Design and operation of reactive gas delivery systems for IC fabrication plants

Abstract

This article describes equipment design criteria and equipment operation for ultra-high purity (UHP) reactive gases. Selection of material and proper operation are critical for consistent and reliable gas delivery. Corrosion and subsequent contaminants are detrimental to downstream processes. The HBr case is used to illustrate the influence of moisture content on HBr corrosivity toward common materials of construction. Proper drydown and system operation at lower pressure to avoid vapor condensation alleviate the corrosion problem and maintain reliable gas delivery.
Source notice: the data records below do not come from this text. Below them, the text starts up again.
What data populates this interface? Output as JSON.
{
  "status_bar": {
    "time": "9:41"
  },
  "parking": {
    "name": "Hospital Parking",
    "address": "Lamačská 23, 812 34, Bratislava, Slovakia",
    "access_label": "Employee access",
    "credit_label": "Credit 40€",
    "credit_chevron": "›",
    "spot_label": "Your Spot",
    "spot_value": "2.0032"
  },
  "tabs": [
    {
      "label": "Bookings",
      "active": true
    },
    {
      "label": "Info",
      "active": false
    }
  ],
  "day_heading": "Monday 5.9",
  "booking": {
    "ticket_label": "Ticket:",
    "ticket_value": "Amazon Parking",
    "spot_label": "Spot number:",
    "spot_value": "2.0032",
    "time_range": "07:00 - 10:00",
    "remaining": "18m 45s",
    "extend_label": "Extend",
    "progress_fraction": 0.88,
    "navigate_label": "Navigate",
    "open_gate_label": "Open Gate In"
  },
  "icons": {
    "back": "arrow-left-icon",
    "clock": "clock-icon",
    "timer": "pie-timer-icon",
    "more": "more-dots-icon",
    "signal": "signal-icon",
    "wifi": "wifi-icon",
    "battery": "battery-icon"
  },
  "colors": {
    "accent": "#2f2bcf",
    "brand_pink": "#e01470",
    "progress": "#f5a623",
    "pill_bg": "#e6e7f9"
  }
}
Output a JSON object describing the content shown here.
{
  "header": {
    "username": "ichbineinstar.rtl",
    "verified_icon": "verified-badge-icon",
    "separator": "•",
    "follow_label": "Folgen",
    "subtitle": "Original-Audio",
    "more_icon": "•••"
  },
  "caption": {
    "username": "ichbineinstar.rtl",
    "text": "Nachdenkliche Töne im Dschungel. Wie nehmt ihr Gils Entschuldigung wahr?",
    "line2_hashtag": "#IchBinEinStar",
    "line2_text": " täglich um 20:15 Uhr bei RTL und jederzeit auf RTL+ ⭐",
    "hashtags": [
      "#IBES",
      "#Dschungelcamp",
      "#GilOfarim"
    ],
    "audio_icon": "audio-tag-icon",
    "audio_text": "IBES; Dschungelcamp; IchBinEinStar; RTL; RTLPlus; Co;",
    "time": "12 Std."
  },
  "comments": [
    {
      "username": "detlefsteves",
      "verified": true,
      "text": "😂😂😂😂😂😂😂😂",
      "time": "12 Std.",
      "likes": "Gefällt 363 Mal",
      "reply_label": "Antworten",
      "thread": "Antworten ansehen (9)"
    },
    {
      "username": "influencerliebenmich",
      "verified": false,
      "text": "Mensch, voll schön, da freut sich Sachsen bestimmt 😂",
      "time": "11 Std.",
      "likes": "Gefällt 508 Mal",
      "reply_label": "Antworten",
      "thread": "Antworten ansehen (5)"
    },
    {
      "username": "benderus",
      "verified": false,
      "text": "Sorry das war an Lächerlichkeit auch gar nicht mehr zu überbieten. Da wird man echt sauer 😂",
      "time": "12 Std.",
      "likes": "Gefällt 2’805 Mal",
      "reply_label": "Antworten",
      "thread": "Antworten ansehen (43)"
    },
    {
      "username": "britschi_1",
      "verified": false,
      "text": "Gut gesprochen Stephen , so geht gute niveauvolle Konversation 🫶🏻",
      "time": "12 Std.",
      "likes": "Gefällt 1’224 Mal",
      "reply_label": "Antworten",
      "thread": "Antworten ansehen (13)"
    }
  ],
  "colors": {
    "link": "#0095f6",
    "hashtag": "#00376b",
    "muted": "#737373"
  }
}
We propose a drydown model to predict the drydown time, and perform experiments to confirm the predicted drydown time. The moisture is modeled as a chemisorbed monolayer on equipment and several physisorbed layers of water molecules on top of the chemisorbed layer. Addition of moisture not only aggravates corrosion, but also reduces the saturation pressure and causes vapor condensation. A previous study shows that higher operating pressure results in more severe corrosion. A better practice is to operate the system much below the saturation pressure at room temperature. This allows a reasonable safety margin. The gas system manifold is discussed, and basic heat transfer and fluid dynamics models are used to examine the system. It is shown that with proper design and operation, steady delivery can be maintained over a long distance.